Another option is looking to your broader network, either via word-of-mouth or LinkedIn, which Richardson describes as “a powerful platform”.
“Not only does it allow you to see who you might be connected with at the first-degree level, but you can see at the second- and third-degree level too,” she says.
“You can find out if you know ‘someone who knows someone’ who may be in the kind of role or industry you’re aspiring to and connect with them.”
CPA Australia Mentoring Program
How to approach a mentor
Don’t go in cold, warns Richardson.
“I had someone ask me to mentor them 15 minutes after meeting me,” she says.
“I said ‘No’ because I didn’t really know the person, and I wasn’t expecting them to make that request. It was like receiving a proposal on the first date.”
Take time to research a potential mentor’s own career path before asking the question. It needs to be obvious why you want them to mentor you and not someone else, says Richardson.
“Sometimes people fall into the trap of writing an essay about who they are and what they’re looking for,” she adds.
Keep the message short. Ask, “I see that you’ve done XYZ. I’m interested to learn more about your career and how you achieved ABC. Would you have 20 minutes to talk?”.
Set mentoring expectations
Be clear about each other’s expectations from the start.
Many people are open to being a mentor, but it can fail if the boundaries and expectations aren’t specified ahead of time, says Ashley.
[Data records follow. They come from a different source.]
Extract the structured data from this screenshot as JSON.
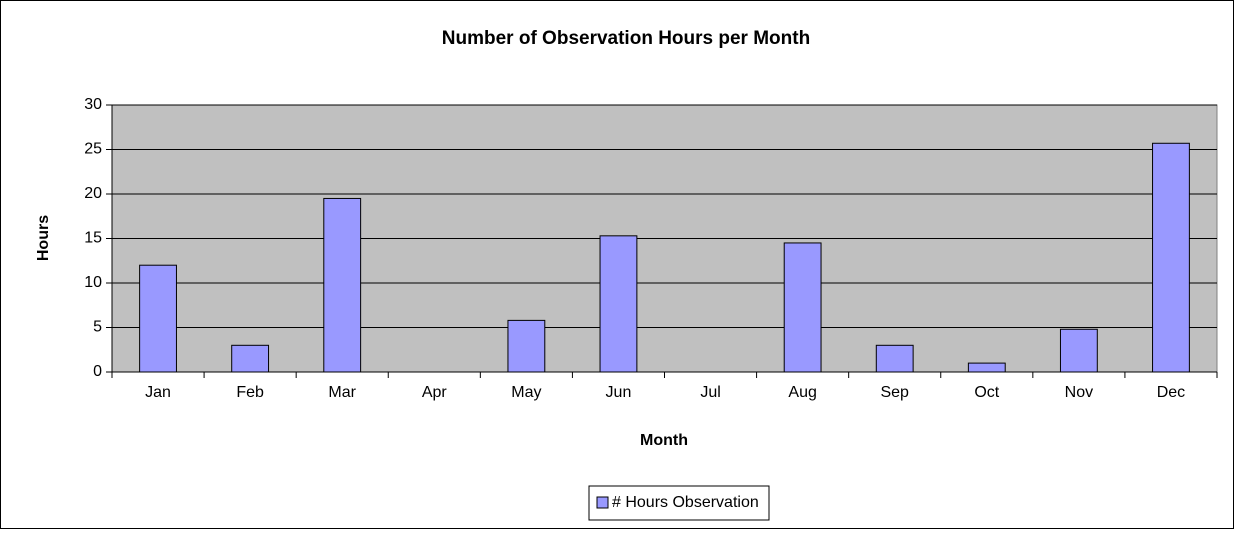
{
  "chart_data": {
    "type": "bar",
    "title": "Number of Observation Hours per Month",
    "x_label": "Month",
    "y_label": "Hours",
    "categories": [
      "Jan",
      "Feb",
      "Mar",
      "Apr",
      "May",
      "Jun",
      "Jul",
      "Aug",
      "Sep",
      "Oct",
      "Nov",
      "Dec"
    ],
    "series": [
      {
        "name": "# Hours Observation",
        "color": "#9999ff",
        "values": [
          12,
          3,
          19.5,
          0,
          5.8,
          15.3,
          0,
          14.5,
          3,
          1,
          4.8,
          25.7
        ]
      }
    ],
    "ylim": [
      0,
      30
    ],
    "yticks": [
      0,
      5,
      10,
      15,
      20,
      25,
      30
    ],
    "grid": true,
    "legend": "bottom"
  }
}
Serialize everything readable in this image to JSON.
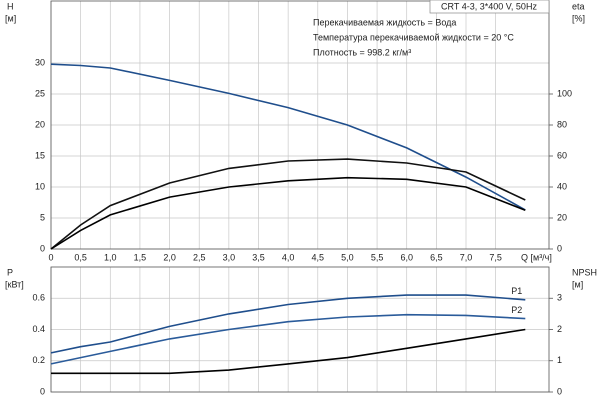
{
  "chart_data": [
    {
      "type": "line",
      "title": "CRT 4-3, 3*400 V, 50Hz",
      "annotations": [
        "Перекачиваемая жидкость = Вода",
        "Температура перекачиваемой жидкости = 20 °C",
        "Плотность = 998.2 кг/м³"
      ],
      "y_label": "H",
      "y_unit": "[м]",
      "y2_label": "eta",
      "y2_unit": "[%]",
      "x_label": "Q [м³/ч]",
      "x": [
        0,
        0.5,
        1,
        2,
        3,
        4,
        5,
        6,
        7,
        8
      ],
      "xlim": [
        0,
        8.4
      ],
      "xticks": [
        0,
        {
          "value": 0.5,
          "label": "0,5"
        },
        {
          "value": 1,
          "label": "1,0"
        },
        {
          "value": 1.5,
          "label": "1,5"
        },
        {
          "value": 2,
          "label": "2,0"
        },
        {
          "value": 2.5,
          "label": "2,5"
        },
        {
          "value": 3,
          "label": "3,0"
        },
        {
          "value": 3.5,
          "label": "3,5"
        },
        {
          "value": 4,
          "label": "4,0"
        },
        {
          "value": 4.5,
          "label": "4,5"
        },
        {
          "value": 5,
          "label": "5,0"
        },
        {
          "value": 5.5,
          "label": "5,5"
        },
        {
          "value": 6,
          "label": "6,0"
        },
        {
          "value": 6.5,
          "label": "6,5"
        },
        {
          "value": 7,
          "label": "7,0"
        },
        {
          "value": 7.5,
          "label": "7,5"
        }
      ],
      "ylim": [
        0,
        40
      ],
      "yticks": [
        0,
        5,
        10,
        15,
        20,
        25,
        30
      ],
      "y2lim": [
        0,
        160
      ],
      "y2ticks": [
        0,
        20,
        40,
        60,
        80,
        100
      ],
      "grid": true,
      "series": [
        {
          "color": "#1f4e8c",
          "values": [
            29.8,
            29.6,
            29.2,
            27.2,
            25.1,
            22.8,
            20.0,
            16.3,
            11.6,
            6.3
          ]
        },
        {
          "color": "#111111",
          "axis": "y2",
          "values": [
            0,
            15.5,
            28,
            42.6,
            52,
            56.8,
            58,
            55.5,
            49.7,
            31.6
          ]
        },
        {
          "color": "#000000",
          "axis": "y2",
          "values": [
            0,
            12,
            22,
            33.5,
            40,
            44,
            46,
            45,
            40,
            25
          ]
        }
      ]
    },
    {
      "type": "line",
      "y_label": "P",
      "y_unit": "[кВт]",
      "y2_label": "NPSH",
      "y2_unit": "[м]",
      "x": [
        0,
        0.5,
        1,
        2,
        3,
        4,
        5,
        6,
        7,
        8
      ],
      "xlim": [
        0,
        8.4
      ],
      "ylim": [
        0,
        0.8
      ],
      "yticks": [
        0,
        0.2,
        0.4,
        0.6
      ],
      "y2lim": [
        0,
        4
      ],
      "y2ticks": [
        0,
        1,
        2,
        3
      ],
      "grid": true,
      "series": [
        {
          "name": "P1",
          "color": "#1f4e8c",
          "values": [
            0.25,
            0.29,
            0.32,
            0.42,
            0.5,
            0.56,
            0.6,
            0.62,
            0.62,
            0.59
          ]
        },
        {
          "name": "P2",
          "color": "#2a5b9a",
          "values": [
            0.18,
            0.22,
            0.26,
            0.34,
            0.4,
            0.45,
            0.48,
            0.495,
            0.49,
            0.47
          ]
        },
        {
          "color": "#000000",
          "axis": "y2",
          "values": [
            0.6,
            0.6,
            0.6,
            0.6,
            0.7,
            0.9,
            1.1,
            1.4,
            1.7,
            2.0
          ]
        }
      ]
    }
  ]
}
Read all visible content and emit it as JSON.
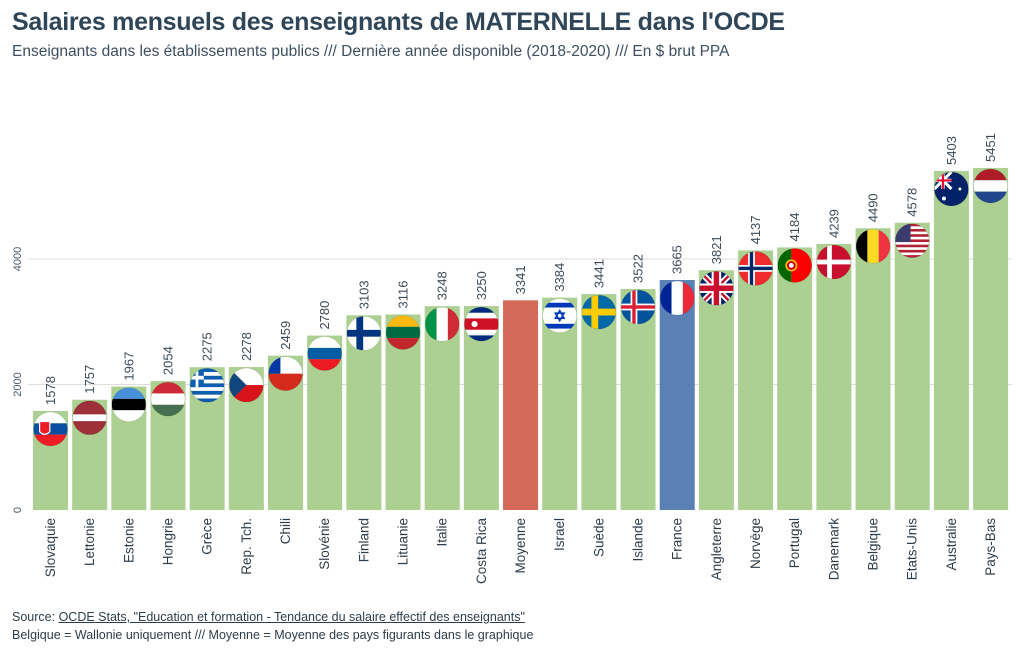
{
  "header": {
    "title": "Salaires mensuels des enseignants de MATERNELLE dans l'OCDE",
    "subtitle": "Enseignants dans les établissements publics /// Dernière année disponible (2018-2020) /// En $ brut PPA"
  },
  "footer": {
    "source_prefix": "Source: ",
    "source_link": "OCDE Stats, \"Education et formation - Tendance du salaire effectif des enseignants\"",
    "note": "Belgique = Wallonie uniquement /// Moyenne = Moyenne des pays figurants dans le graphique"
  },
  "colors": {
    "default_bar": "#abd092",
    "average_bar": "#d46a5a",
    "france_bar": "#5a80b6",
    "grid": "#dddddd"
  },
  "chart_data": {
    "type": "bar",
    "title": "Salaires mensuels des enseignants de MATERNELLE dans l'OCDE",
    "xlabel": "",
    "ylabel": "",
    "ylim": [
      0,
      5600
    ],
    "yticks": [
      0,
      2000,
      4000
    ],
    "grid": true,
    "categories": [
      "Slovaquie",
      "Lettonie",
      "Estonie",
      "Hongrie",
      "Grèce",
      "Rep. Tch.",
      "Chili",
      "Slovénie",
      "Finland",
      "Lituanie",
      "Italie",
      "Costa Rica",
      "Moyenne",
      "Israel",
      "Suède",
      "Islande",
      "France",
      "Angleterre",
      "Norvège",
      "Portugal",
      "Danemark",
      "Belgique",
      "Etats-Unis",
      "Australie",
      "Pays-Bas"
    ],
    "values": [
      1578,
      1757,
      1967,
      2054,
      2275,
      2278,
      2459,
      2780,
      3103,
      3116,
      3248,
      3250,
      3341,
      3384,
      3441,
      3522,
      3665,
      3821,
      4137,
      4184,
      4239,
      4490,
      4578,
      5403,
      5451
    ],
    "highlight": {
      "Moyenne": "average_bar",
      "France": "france_bar"
    },
    "flags": [
      "slovakia",
      "latvia",
      "estonia",
      "hungary",
      "greece",
      "czechia",
      "chile",
      "slovenia",
      "finland",
      "lithuania",
      "italy",
      "costa-rica",
      "",
      "israel",
      "sweden",
      "iceland",
      "france",
      "uk",
      "norway",
      "portugal",
      "denmark",
      "belgium",
      "usa",
      "australia",
      "netherlands"
    ]
  }
}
For instance, it’s wise to come to an agreement on how often you will talk and how – phone, email, chat, video call or in-person.
Talking about goals at the outset is essential, so that the mentor can help you stay on track.
Give and take
Mentees should ask themselves what they bring to the arrangement, says Richardson.
“These kinds of relationships work best when there’s some kind of reciprocal benefit for both people involved,” says Richardson.
However, being young or inexperienced doesn’t mean a mentee has nothing to offer a mentor in a more senior position.
“They think, ‘I’ve got nothing of value to bring to this relationship’, and that’s definitely not true,” Richardson adds.
Close the loop
When a mentee acts on a mentor’s guidance, it’s a good idea for mentees to let their mentor know, says Richardson.
“People love to be asked for advice, and they like to know when you follow it.”